# My daughter and her first race



## trickletreat (9 Sep 2013)

My daughter took part in her first cyclocross race yesterday, and thoroughly enjoyed it. We were very glad the first one wasn't too wet, especially as it was her birthday.


----------



## Dusty Bin (9 Sep 2013)

Looks good. Are those timing chips on the ankles?


----------



## trickletreat (9 Sep 2013)

Yes they are timing chips.


----------



## MikeW-71 (9 Sep 2013)

How cool is that


----------



## RWright (10 Sep 2013)

Some great pictures. The second one is fantastic. Riding on the edge!


----------



## trickletreat (10 Sep 2013)

Thanks for the comments. She received the rider of the week jersey for her efforts.


----------



## 400bhp (10 Sep 2013)

A superb advert for Islabikes too. You should send them pic no.3

How old is your daugher by the way?

My 4 y.o wants to cycle in races so we can shout "allez" and "vamos" at her.


----------



## trickletreat (10 Sep 2013)

400bhp said:


> A superb advert for Islabikes too. You should send them pic no.3
> 
> How old is your daugher by the way?
> 
> My 4 y.o wants to cycle in races so we can shout "allez" and "vamos" at her.



Isla knows my daughter and probably still remembers when she cycled away from her the first time she sat her on an Islabike aged three and half, as she was explaining to us how to help her learn to ride! Within two weeks of that she rode ten miles on the Stratford Greenway ...Here is a link to the video of that day..http://www.flickr.com/photos/75046743@N05/9721124890/

She is now eight, and her birthday was the race day. When she returned home she found that her dream came true....her first drop handlebar bike...

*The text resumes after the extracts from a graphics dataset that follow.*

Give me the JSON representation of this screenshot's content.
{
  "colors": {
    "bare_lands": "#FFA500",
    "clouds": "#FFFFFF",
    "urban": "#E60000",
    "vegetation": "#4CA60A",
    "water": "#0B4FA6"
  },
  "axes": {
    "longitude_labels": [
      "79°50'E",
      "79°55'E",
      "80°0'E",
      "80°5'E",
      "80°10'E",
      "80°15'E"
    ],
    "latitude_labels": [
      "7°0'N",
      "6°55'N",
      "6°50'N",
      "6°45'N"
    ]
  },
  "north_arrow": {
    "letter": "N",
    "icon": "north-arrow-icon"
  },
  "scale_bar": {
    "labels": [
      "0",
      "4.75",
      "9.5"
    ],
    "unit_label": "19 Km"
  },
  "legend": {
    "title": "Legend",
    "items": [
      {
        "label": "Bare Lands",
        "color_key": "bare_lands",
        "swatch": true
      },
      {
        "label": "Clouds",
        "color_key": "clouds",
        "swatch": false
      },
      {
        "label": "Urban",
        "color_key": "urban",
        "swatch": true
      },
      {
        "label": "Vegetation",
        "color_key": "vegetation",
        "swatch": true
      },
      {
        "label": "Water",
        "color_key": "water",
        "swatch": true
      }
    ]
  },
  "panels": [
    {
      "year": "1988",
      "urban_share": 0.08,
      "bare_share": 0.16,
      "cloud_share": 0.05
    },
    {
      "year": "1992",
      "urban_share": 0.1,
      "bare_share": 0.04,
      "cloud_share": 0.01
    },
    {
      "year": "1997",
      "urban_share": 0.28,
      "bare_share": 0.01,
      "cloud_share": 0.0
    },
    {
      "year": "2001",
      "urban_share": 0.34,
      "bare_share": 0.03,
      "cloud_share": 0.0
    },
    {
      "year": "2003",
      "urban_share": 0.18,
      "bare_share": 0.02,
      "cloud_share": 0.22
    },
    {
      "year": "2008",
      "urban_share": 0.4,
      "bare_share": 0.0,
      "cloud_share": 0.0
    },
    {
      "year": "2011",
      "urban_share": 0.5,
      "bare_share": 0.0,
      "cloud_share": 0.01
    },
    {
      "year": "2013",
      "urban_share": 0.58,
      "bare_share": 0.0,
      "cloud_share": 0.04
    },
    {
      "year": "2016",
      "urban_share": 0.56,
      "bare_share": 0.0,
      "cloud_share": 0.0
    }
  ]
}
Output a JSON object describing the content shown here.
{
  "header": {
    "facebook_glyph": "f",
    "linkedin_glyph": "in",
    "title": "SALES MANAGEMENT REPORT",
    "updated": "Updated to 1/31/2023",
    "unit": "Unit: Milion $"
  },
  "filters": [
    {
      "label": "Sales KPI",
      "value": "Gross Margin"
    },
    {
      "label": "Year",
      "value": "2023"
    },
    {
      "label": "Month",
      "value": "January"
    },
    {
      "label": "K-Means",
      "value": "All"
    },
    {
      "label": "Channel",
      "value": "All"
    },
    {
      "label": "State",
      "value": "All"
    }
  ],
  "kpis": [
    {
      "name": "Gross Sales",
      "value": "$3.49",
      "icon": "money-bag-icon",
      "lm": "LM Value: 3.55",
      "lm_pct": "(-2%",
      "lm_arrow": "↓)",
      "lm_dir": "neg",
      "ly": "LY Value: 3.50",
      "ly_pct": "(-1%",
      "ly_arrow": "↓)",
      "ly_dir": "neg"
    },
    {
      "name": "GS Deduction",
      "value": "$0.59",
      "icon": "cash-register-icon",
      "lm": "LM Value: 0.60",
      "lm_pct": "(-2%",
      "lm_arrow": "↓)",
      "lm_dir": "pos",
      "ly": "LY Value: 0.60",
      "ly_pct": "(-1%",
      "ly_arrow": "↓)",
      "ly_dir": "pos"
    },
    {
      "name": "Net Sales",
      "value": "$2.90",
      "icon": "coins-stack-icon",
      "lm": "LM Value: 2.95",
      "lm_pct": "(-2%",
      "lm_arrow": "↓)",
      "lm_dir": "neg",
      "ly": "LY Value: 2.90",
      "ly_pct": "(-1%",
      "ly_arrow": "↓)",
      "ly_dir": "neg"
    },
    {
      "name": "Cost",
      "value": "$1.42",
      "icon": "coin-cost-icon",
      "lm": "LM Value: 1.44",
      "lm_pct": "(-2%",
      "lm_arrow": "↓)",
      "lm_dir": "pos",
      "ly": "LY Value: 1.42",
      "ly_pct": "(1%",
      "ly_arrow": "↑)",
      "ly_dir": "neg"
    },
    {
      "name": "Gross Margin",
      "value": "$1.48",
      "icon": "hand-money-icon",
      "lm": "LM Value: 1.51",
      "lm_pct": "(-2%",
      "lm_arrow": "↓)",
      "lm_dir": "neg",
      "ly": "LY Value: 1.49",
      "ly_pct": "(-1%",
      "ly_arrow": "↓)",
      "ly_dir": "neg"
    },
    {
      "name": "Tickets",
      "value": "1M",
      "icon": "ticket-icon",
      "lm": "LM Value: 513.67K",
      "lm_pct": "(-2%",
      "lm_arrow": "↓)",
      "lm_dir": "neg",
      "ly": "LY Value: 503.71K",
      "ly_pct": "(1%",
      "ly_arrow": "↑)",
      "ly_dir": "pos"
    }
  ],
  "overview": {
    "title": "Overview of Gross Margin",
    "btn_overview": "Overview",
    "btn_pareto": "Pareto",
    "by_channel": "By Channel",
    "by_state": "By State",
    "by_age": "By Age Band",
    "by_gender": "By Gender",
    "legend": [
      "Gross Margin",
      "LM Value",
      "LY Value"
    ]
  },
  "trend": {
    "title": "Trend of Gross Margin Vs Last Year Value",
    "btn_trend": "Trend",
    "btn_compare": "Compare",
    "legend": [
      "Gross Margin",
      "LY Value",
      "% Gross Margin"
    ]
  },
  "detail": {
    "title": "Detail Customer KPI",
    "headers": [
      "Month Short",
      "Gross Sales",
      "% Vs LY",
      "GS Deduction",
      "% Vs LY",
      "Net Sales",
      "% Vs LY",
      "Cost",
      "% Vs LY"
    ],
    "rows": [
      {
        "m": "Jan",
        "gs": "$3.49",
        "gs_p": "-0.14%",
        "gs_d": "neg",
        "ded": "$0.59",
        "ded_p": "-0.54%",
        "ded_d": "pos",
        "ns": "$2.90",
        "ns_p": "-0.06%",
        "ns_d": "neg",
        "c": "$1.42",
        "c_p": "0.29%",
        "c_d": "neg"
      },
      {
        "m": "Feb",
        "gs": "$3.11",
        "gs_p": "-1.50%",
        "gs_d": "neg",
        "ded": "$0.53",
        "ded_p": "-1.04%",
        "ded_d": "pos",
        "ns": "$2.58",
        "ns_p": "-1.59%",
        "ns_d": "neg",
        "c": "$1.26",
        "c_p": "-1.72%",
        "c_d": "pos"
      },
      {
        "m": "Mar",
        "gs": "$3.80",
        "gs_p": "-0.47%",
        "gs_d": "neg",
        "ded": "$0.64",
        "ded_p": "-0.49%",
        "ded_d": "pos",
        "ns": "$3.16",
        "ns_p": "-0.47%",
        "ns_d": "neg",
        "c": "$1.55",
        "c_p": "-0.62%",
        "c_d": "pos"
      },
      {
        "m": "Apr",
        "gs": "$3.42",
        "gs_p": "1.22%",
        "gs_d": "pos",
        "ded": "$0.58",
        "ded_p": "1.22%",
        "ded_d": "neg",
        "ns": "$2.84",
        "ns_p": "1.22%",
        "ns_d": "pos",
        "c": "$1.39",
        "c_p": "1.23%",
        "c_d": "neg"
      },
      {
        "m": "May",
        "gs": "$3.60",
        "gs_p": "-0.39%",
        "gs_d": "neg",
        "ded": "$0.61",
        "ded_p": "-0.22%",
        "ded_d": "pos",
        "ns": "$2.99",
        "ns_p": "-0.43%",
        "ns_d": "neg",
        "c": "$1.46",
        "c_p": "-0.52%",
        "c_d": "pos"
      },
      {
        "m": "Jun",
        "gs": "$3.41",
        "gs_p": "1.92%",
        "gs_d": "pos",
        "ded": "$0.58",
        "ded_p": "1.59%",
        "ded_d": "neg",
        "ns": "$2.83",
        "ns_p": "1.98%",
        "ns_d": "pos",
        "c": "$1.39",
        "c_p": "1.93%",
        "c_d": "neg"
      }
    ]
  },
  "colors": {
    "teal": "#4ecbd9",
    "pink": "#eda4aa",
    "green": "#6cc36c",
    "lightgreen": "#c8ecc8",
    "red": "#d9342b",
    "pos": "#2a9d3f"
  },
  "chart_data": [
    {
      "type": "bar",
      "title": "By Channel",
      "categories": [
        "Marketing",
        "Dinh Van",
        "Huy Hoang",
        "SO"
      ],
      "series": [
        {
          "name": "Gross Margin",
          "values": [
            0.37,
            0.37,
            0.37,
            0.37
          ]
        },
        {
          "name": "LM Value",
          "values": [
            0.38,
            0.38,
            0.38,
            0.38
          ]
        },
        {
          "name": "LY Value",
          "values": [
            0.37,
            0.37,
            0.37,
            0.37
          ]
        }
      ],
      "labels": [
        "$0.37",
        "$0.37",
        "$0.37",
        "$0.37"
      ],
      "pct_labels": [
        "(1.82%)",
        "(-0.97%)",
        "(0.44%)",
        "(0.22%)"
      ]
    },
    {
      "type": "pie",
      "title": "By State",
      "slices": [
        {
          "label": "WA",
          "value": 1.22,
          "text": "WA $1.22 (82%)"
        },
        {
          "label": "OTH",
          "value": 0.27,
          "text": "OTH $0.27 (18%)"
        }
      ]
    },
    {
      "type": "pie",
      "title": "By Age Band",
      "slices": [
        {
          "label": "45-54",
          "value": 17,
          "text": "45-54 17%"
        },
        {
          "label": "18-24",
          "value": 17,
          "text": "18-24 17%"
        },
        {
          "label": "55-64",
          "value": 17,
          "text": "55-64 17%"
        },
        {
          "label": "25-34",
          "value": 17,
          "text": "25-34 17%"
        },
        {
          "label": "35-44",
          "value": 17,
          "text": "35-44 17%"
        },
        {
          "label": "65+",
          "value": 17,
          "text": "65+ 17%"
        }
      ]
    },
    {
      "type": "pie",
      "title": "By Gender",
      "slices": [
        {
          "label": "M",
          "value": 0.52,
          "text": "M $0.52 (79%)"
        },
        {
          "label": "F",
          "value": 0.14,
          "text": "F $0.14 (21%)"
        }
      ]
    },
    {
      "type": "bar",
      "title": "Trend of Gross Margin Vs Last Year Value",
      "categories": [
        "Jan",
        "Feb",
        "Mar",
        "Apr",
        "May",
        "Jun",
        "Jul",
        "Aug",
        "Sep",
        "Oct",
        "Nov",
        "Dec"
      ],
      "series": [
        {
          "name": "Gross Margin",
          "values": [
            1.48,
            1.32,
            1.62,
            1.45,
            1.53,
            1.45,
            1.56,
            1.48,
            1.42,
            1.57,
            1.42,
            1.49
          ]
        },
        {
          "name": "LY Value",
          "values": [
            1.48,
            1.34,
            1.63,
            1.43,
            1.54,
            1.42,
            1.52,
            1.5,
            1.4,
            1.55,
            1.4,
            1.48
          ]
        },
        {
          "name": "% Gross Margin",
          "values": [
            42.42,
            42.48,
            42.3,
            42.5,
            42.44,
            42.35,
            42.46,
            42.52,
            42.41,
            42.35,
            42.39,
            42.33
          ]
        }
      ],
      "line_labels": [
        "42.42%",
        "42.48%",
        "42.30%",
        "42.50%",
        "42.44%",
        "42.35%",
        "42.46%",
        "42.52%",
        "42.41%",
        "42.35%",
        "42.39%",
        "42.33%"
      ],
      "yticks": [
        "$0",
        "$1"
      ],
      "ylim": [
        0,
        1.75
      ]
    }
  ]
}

IMGP4422 by trickletreat, on Flickr


----------



## atbman (18 Oct 2013)

400bhp said:


> A superb advert for Islabikes too. You should send them pic no.3
> 
> How old is your daugher by the way?
> 
> My 4 y.o wants to cycle in races so we can shout "allez" and "vamos" at her.


 
We've had a couple of 3-yr olds doing 'cross and the West Riding Grass track league, so get her started. It's never too late to disabuse them of the idea that cycling's fun andto introduce them to the idea that it's about pain and suffering (to be pronounced in a broad Yorkshire accent by the way)


----------